GP von Südkorea: Vettels Siegeszug geht weiter - Buemi punktet
Aktualisiert

GP von SüdkoreaVettels Siegeszug geht weiter - Buemi punktet

Bei GP von Südkorea erarbeitet sich Weltmeister Sebastian Vettel seinen zehnten Saisonsieg. Pole-Mann Hamilton wird Zweiter, Webber fährt auf Rang drei und sichert Red Bull so die Konstrukteurs-WM.

Für Sebastian Vettel gehen die Jubeltage nach der erfolgreichen Titelverteidigung unvermindert weiter. Der Deutsche gewann den Grand Prix von Südkorea ungefährdet und sicherte seinem Team Red Bull-Renault den Konstrukteuren-Titel.

Ein Jahr, nachdem Vettel in Yeongam in Führung liegend mit einem Motorschaden ausgefallen war und die WM-Träume geplatzt zu sein schienen, legte der Doppelweltmeister an gleicher Stätte für Red Bull die Basis für den vorzeitigen Gewinn des WM-Titels der Konstrukteure. Für einmal startete er zwar nicht von der besten Position ins Rennen, doch noch vor Beendigung der ersten Runde zog der hessische Saisondominator am vor ihm gestarteten Lewis Hamilton vorbei und liess in der Folge keine Zweifel am zehnten Sieg in diesem Jahr aufkommen.

«Es hat unheimlich viel Spass gemacht, das Auto wurde immer schneller. Ich bin wirklich ganz aus dem Häuschen», sagte Vettel nach seinem neuerlichen Triumph. Red Bulls Teamchef Christian Horner bezeichnete Vettels Machtdemonstration als «weltmeisterliche Fahrt».

Ein Jahr nach seinem letzten «Nuller» klassierte sich Vettel bereits zum 18. Mal de suite in den Punkterängen. Bis zur Egalisierung der Bestmarke seines Idols Michael Schumacher fehlen dem im Kanton Thurgau wohnhaften Blondschopf nur noch sechs weitere Rennen mit Punktezuwachs.
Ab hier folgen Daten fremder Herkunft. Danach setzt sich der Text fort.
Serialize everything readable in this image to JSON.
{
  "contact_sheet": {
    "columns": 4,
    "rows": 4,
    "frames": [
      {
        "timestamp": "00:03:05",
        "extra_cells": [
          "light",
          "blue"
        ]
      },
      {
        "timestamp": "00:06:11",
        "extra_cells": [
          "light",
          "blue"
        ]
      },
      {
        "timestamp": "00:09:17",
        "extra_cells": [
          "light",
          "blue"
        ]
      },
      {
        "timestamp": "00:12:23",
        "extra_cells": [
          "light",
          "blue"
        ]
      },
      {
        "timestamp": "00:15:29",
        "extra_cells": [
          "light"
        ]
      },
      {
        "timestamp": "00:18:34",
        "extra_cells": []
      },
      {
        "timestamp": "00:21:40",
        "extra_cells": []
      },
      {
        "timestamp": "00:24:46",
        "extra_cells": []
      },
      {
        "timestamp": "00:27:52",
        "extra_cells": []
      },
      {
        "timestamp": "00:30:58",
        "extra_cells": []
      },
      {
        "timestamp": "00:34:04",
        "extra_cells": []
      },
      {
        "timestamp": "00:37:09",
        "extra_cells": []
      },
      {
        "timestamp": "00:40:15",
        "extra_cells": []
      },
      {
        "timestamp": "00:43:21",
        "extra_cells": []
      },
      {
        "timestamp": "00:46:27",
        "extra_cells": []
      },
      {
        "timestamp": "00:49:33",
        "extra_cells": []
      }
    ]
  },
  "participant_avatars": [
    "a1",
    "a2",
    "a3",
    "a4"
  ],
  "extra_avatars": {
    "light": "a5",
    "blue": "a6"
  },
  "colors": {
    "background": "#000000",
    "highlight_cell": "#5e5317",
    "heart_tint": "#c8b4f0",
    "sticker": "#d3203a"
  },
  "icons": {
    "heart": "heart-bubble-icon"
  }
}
Einen weiteren, viel bedeutenderen Rekord Schumachers kann Vettel indes noch in diesem Jahr egalisieren. Gewinnt er auch die drei restlichen Rennen in Indien (30. Oktober), im Emirat Abu Dhabi (13. November) und in Brasilien (27. November), käme er auf sagenhafte 13 Saisonsiege - wie Schumacher vor sieben Jahren.

Konstrukteuren-WM-Titel für Red Bull

Mit dem 25. Sieg in der Team-Geschichte sicherte sich Red Bull-Renault eine Woche nach der erfolgreichen Titelverteidigung Vettels auch den WM-Triumph bei den Konstrukteuren. Die österreichisch-britische Equipe weist gegenüber McLaren-Mercedes einen Vorsprung von nunmehr 140 Punkten auf und kann bis zum Saisonende nicht mehr abgefangen werden. Für den Ende 2004 aus dem Team Jaguar hervorgegangenen Rennstall mit Sitz in Milton Keynes ist es der zweite Titel nach jenem aus dem Vorjahr. «Sicher ist die Fahrer-WM der wichtigste Titel. Aber für das Team ist das ein Bonus, sie werden froh sein», so Vettel.
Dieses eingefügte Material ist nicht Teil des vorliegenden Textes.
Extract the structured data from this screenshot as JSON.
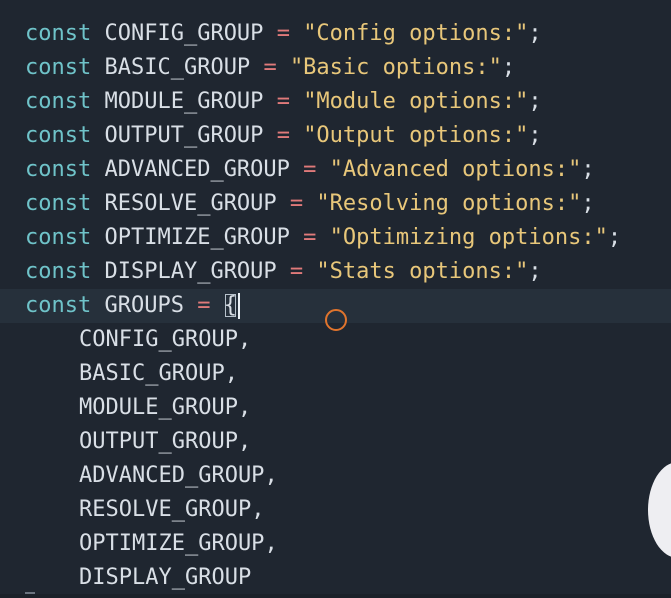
{
  "editor": {
    "keyword": "const",
    "assign": "=",
    "semicolon": ";",
    "open_brace": "{",
    "comma": ",",
    "declarations": [
      {
        "name": "CONFIG_GROUP",
        "value": "\"Config options:\""
      },
      {
        "name": "BASIC_GROUP",
        "value": "\"Basic options:\""
      },
      {
        "name": "MODULE_GROUP",
        "value": "\"Module options:\""
      },
      {
        "name": "OUTPUT_GROUP",
        "value": "\"Output options:\""
      },
      {
        "name": "ADVANCED_GROUP",
        "value": "\"Advanced options:\""
      },
      {
        "name": "RESOLVE_GROUP",
        "value": "\"Resolving options:\""
      },
      {
        "name": "OPTIMIZE_GROUP",
        "value": "\"Optimizing options:\""
      },
      {
        "name": "DISPLAY_GROUP",
        "value": "\"Stats options:\""
      }
    ],
    "groups_decl": {
      "name": "GROUPS"
    },
    "group_members": [
      "CONFIG_GROUP",
      "BASIC_GROUP",
      "MODULE_GROUP",
      "OUTPUT_GROUP",
      "ADVANCED_GROUP",
      "RESOLVE_GROUP",
      "OPTIMIZE_GROUP",
      "DISPLAY_GROUP"
    ]
  },
  "colors": {
    "background": "#1f2630",
    "keyword": "#6fc3c9",
    "identifier": "#d9dfe6",
    "operator": "#e07a7a",
    "string": "#e8c77a",
    "cursor_ring": "#e0742d"
  }
}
Seit 2007 werden die Red-Bull-Autos von Renault-Motoren angetrieben. Anfang September wurde die Partnerschaft mit den Franzosen vorzeitig bis 2016 verlängert. Die Zuverlässigkeit des von Star-Ingenieur Adrian Newey entwickelten Autos mit der Typenbezeichnung «RB7» ist herausragend. Weder Vettel noch Mark Webber wurden heuer bislang durch einen technischen Defekt gestoppt. Einzig beim Grand Prix von Italien klassierten sich nach einer Kollision von Mark Webber nicht beide Fahrer in den Punkterängen.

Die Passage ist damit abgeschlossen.